As I listened to Sister Beck’s comments during conference I felt like I was doing everything wrong in my life. Wouldn’t it be wonderful if we all had the luxury to stay home and be full-time homemakers? Unfortunately, that is not the case for most women LDS or non-members where I live. I, along with my husband am raising five children (2 special needs) while working full-time. I spend all my available time with my family. I drop my children off at seminary and try to be home at 3:15. I don’t think my children suffer so much, but my home does. My husband does do dishes and laundry on a daily basis and appreciates my help with finances as I make nearly as much as he does. We do not live lavishly. In fact, we’re barely holding our heads above water. It would be nice to have support for our current circumstances and not guilt for what cannot be at this time. I felt the talk was short-sighted and guilt-ridden.
I can really relate to this woman, which is why I told Gaz to kiss my ass earlier.
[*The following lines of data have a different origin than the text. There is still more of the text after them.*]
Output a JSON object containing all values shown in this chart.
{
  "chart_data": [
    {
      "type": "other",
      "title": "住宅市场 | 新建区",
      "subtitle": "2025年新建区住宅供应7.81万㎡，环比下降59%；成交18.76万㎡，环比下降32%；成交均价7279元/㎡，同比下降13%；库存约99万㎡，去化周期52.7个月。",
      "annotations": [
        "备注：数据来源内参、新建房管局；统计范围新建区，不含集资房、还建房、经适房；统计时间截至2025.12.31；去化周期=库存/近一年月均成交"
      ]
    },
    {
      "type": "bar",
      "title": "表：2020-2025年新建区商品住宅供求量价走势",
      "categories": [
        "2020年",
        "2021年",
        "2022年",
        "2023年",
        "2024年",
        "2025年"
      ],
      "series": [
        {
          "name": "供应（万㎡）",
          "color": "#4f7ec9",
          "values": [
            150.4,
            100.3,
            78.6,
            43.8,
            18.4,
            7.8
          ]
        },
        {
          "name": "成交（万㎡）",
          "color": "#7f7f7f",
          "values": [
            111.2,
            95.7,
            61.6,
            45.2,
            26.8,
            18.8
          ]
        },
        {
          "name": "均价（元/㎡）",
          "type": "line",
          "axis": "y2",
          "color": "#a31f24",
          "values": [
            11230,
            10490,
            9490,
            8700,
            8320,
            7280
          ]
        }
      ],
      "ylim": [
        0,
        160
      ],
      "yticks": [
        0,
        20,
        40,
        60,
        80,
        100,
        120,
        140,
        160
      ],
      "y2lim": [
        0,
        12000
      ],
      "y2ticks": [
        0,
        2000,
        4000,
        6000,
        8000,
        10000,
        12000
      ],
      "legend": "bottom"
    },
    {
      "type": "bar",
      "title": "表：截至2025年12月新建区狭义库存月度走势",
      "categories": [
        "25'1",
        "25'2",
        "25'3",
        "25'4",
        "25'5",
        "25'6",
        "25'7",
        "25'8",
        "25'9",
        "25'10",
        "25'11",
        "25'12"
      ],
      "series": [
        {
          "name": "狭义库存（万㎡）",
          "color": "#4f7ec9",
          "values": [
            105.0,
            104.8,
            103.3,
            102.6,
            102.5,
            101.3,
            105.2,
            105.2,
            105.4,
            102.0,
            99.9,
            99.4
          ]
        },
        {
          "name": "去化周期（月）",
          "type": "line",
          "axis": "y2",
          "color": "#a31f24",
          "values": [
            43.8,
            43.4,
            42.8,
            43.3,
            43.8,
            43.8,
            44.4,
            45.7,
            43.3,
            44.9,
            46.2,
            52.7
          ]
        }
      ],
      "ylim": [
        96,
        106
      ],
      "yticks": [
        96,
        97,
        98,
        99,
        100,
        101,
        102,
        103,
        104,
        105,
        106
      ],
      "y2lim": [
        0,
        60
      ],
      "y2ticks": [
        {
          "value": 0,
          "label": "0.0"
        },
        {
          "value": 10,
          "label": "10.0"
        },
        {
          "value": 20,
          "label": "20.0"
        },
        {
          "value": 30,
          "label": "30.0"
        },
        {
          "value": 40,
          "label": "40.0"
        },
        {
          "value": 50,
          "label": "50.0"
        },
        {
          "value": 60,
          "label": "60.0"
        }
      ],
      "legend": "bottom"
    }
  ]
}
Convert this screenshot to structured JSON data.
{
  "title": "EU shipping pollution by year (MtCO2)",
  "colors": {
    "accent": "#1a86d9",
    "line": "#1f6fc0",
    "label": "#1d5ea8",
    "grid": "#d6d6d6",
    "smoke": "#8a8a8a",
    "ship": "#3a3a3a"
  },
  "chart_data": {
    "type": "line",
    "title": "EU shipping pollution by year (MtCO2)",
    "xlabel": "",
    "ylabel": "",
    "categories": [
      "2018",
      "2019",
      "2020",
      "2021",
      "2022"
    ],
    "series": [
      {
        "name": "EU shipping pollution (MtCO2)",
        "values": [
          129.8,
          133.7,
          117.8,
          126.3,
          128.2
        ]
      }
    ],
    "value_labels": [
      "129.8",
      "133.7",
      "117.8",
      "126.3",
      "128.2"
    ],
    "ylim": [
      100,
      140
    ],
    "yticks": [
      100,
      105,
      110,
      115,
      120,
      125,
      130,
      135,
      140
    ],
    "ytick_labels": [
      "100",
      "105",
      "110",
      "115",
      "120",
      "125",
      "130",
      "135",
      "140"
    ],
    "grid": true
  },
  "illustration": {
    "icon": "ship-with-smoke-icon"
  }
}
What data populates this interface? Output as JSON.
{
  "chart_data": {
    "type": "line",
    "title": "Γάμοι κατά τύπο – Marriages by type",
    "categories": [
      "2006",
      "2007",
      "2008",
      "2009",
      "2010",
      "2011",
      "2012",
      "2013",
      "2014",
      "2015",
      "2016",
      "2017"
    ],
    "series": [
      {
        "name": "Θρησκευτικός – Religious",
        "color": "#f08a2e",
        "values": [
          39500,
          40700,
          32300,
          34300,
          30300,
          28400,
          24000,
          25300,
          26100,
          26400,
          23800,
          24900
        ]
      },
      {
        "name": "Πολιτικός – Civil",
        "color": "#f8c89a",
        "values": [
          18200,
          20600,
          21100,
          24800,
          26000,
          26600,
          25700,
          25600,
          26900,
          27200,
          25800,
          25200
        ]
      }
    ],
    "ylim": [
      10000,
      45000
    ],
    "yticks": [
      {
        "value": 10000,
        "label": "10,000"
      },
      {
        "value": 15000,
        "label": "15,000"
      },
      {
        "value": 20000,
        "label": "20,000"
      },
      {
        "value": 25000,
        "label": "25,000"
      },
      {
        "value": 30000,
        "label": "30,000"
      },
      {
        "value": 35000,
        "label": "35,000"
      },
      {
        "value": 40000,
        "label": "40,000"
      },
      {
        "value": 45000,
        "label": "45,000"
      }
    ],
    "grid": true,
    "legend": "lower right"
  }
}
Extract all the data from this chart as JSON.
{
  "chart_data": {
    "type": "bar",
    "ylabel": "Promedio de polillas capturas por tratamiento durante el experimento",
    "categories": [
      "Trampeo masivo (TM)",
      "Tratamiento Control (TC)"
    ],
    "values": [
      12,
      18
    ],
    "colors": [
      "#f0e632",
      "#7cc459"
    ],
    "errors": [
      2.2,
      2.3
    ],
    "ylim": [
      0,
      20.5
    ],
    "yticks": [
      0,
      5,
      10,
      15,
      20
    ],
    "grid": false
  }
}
This describes most middle American families I associate with. I could be this woman. Hell, I AM this woman. I have 3 children, not five, but everything else fits pretty closely.
Thank God, I'm educated and have a career that allows me the flexibility to be home as much as I am.
Let me throw a question out there for Gaz, and any other TBM folks who are taking Sister Beck's words as gospel.
The Lord gave us all talents. He COMMANDED us not to "hide them under a bushel". If I am utilizing my talents with computers, with music, in a way to support my family, and further edify my family and others, how is this wrong?
I admire women who can sew. I can't sew my way out of a paper bag! LOL It's a talent! I respect that talent. I hope that others can respect my talents in the same way, and not look down on me because I'm not Molly Mormon, domestic goddess.